At Footscray Retravision, there was a propensity for some mainland Chinese to refuse to buy items made in China. Whenever they said haughtily, “O, zhonggno zuo de wo buyao”—I don’t want anything made in China—I couldn’t help myself. I would ask with salesgirl innocence, “But sir, aren’t you made in China?” Of course, I always had to feign that little giggle that sounded like two brightly coloured balloons rubbing rapidly up against each other. Unlike my younger sisters, who grew up in tastefully bland pastel dresses, I had spent my childhood with a grandmother who packaged me into padded Mao suits and made me aware that I had to defend myself against all the other blandly dressed banana-children—children who were yellow on the outside but believed they could be completely white inside. My grandmother had warned me that those children grew up to become sour, crumple-faced lemons. I now believed her.

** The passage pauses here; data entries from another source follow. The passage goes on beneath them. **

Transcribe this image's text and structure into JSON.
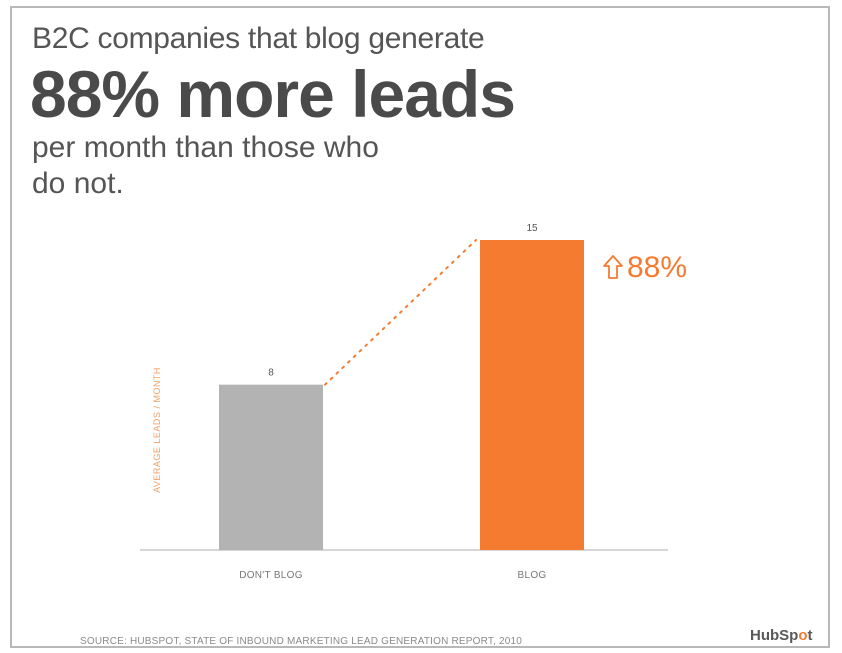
{
  "headline": {
    "line1": "B2C companies that blog generate",
    "line2": "88% more leads",
    "line3": "per month than those who do not."
  },
  "colors": {
    "accent": "#f47b30",
    "bar_no_blog": "#b3b3b3",
    "bar_blog": "#f47b30",
    "text_dark": "#4a4a4a"
  },
  "chart_data": {
    "type": "bar",
    "categories": [
      "DON'T BLOG",
      "BLOG"
    ],
    "values": [
      8,
      15
    ],
    "data_labels": [
      "8",
      "15"
    ],
    "ylabel": "AVERAGE LEADS / MONTH",
    "ylim": [
      0,
      15
    ],
    "grid": false,
    "annotation": {
      "text": "88%",
      "icon": "arrow-up-icon"
    },
    "connector": "dotted-line"
  },
  "footer": {
    "source": "SOURCE: HUBSPOT, STATE OF INBOUND MARKETING LEAD GENERATION REPORT, 2010",
    "brand_prefix": "HubSp",
    "brand_dot": "o",
    "brand_suffix": "t"
  }
}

I thought, if I were a young man I would be scared of my parents too. Perhaps not my father so much, because he was able to sit down and reason things out. But my mother—there was no way she would be able to understand an alien, let alone an alien her own daughter had chosen. My mother saw the differences as insurmountable—she was only comfortable with the familiar, yet she still believed that Princess Diana was the most dazzling creature ever to grace the earth, and that white women were more beautiful than we could ever be.